There is a difference between actual weakness and flat trading, especially within a bigger uptrend. I think we can all agree that SPY has been trending higher since early July, perhaps even since mid March. The ETF first crossed above 111 on November 16th and closed just below 111 on December 7th, 15 days later. SPY has crossed the 111 level at least seven times in the last three weeks. This amounts to a consolidation or indecisive period, which reflects equilibrium between buying pressure and selling pressure. With the bigger trend up, the bias is still bullish here. Furthermore, we have yet to see a significant increase in selling pressure. Even with the long black candlesticks on Thursday-Friday, SPY is still holding last week's gap.

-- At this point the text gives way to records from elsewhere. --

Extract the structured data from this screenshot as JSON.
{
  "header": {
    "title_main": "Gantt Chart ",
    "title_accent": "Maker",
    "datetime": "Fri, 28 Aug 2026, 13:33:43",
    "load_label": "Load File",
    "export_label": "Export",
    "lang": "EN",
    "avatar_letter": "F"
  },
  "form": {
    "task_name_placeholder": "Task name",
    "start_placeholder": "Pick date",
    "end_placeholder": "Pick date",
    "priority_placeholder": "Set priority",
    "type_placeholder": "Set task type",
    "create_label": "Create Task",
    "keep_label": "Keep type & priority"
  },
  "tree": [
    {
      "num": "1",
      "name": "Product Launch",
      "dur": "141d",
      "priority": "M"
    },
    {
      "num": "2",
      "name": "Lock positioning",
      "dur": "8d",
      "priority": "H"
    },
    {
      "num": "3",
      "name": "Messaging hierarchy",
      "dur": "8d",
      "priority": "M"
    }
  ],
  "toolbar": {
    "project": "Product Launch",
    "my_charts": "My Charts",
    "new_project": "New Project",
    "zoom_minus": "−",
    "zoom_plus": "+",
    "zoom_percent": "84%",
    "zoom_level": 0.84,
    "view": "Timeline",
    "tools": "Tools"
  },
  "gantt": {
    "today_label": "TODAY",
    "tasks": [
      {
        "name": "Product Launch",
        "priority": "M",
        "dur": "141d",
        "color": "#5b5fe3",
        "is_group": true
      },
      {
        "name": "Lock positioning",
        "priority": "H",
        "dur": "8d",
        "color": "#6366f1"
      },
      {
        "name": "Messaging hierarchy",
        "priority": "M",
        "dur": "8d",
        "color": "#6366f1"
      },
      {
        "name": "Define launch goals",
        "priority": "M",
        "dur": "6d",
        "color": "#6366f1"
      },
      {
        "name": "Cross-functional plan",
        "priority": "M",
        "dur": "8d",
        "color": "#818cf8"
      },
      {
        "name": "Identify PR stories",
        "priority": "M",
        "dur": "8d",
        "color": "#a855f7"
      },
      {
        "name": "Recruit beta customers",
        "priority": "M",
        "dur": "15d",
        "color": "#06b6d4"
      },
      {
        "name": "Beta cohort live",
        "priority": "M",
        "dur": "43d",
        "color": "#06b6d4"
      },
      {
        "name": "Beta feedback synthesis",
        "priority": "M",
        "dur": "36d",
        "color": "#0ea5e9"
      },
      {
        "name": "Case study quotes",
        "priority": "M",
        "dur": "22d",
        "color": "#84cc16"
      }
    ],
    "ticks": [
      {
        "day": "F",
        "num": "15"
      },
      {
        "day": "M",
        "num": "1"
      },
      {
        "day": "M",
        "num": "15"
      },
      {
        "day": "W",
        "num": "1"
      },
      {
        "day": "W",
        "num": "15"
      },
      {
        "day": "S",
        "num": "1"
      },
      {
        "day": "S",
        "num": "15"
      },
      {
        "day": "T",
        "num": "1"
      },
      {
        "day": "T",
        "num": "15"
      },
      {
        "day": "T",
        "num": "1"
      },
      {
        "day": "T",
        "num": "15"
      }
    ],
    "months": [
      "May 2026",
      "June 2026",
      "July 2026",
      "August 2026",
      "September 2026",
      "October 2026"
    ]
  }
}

On the 60-minute chart, SPY failed to hold the breakout at 112, but held support at 110 on Friday and Monday. Even though the failed breakout is negative, the bulls have the edge as long as key support at 110 holds. The failure to hold the breakout shows diminished buying pressure. However, a break below support at 110 is needed to show an actual increase in selling pressure.
The indicator window shows SPY with the Nasdaq 100 ETF (green) and Russell 2000 ETF (pink). Small-caps are showing relative strength, while large-cap techs are showing relative weakness. Notice that the pink line (IWM) is above the black and green lines (SPY and QQQQ). I wrote about the January effect on December 1st. These seasonal curiosities seem to start earlier and earlier.